Update: (SecurityFocus) followed up as well, "Developers warned to secure AJAX design"
Update: Joris Evers from C-Net blogged the story.
Brian Chess (Chief Scientist) from Fortify recently invited me to peer review an interesting new white paper entitled “JavaScript Hijacking” prior to its release. Private peer review is something I do with some regularity to help people out and in return I get to see what others are working on ahead of time. Its cool exchange! Plus this work extends some of my earlier research into JavaScript object overwriting (Gmail example) so I have the background for it. Specifically as a result of an AJAX-enabled website, when sensitive data is returned as a JavaScript object thats susceptible to CSRF attacks.
The paper digs into the various AJAX development frameworks, how they defend against CSRF attacks, or don’t, possible solutions, risks, advice etc. Brian Chess, Yekaterina Tsipenyuk O'Neil, Jacob West did an good job researching this, consulted with the experts, and presented the technical bits in an easy to understand fashion. For those already up to speed on the bleeding-edge web attacks, you’re not going to find anything “new”. This is more for developer and organizations that want something simple to understand what’s going on and what they can do about it. Good stuff.
6 comments:
It doesn't bug you that their marketing department totally ran away with it, presenting it as "the first security vulnerability discovered in Web 2.0"?

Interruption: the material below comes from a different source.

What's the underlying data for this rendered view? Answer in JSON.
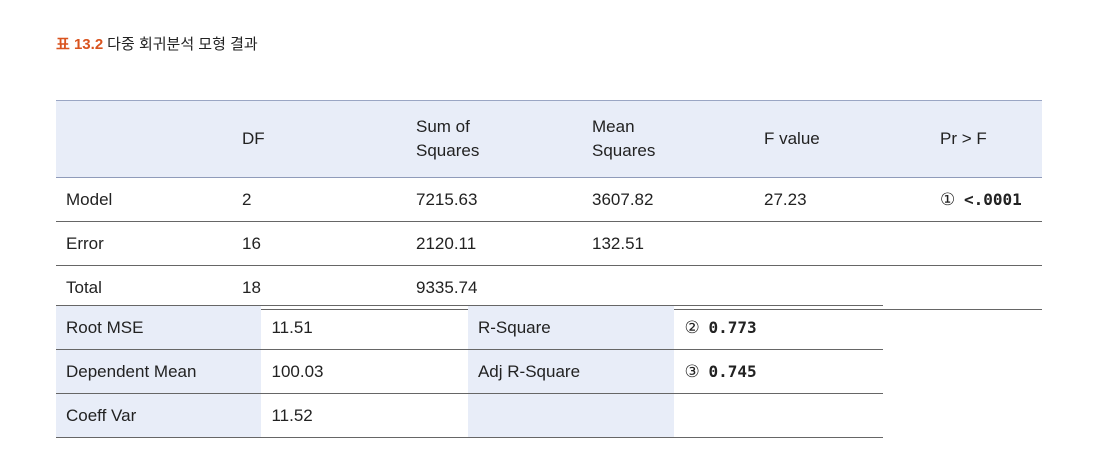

I think more valuable than the descriptions of the general vulnerability was the research into the AJAX frameworks and how each of them was or wasn't vulnerable out of the box. That was quite useful.
Thomas: It doesn't bother me that much, and believe me, I get pretty peeved at bad PR announcements since my inbox is full of them. Every now and then it's worth calling folks out when they're trying to shovel crap and call it worthwhile (*cough* Symantec *cough*).
In this case though, I think it's a fair assessment that they categorize this as the first vulnerability specific to AJAX applications. That they're just generalizing Jeremiah's previous work means that yeah, the vulnerability itself isn't /new/, but as I said above, the discussions of existing frameworks was useful, and the work to generalize the discussion on the vulns and defenses did add to the discussion.
Plus, if this gets the word out to the where it matters most--AJAX developers--then so much the better.
@thomas: less and less these days actually, I've grown more or less immune to ANY headlines and marketing claims. This was was relatively tame compared to others I've seen. I used to vent some about it, but found it to be a waste of time. I just skim over those parts and hopefully find the few nuggets of information I didn't previously know about. Every once in a while something bugs me, or that I find completely inaccurate, then I'll say something or post about it.
@jordan: That was basically my assessment as well.
Schneier blogged about it also:
http://www.schneier.com/blog/archives/2007/04/javascript_hija_1.html
Oh man. You know when Schneier links to you, then the subject has reacher another level entirely.
Bruce Schneier contribution in security network are great, he really throw light on the topics which currently is being faced by the online community.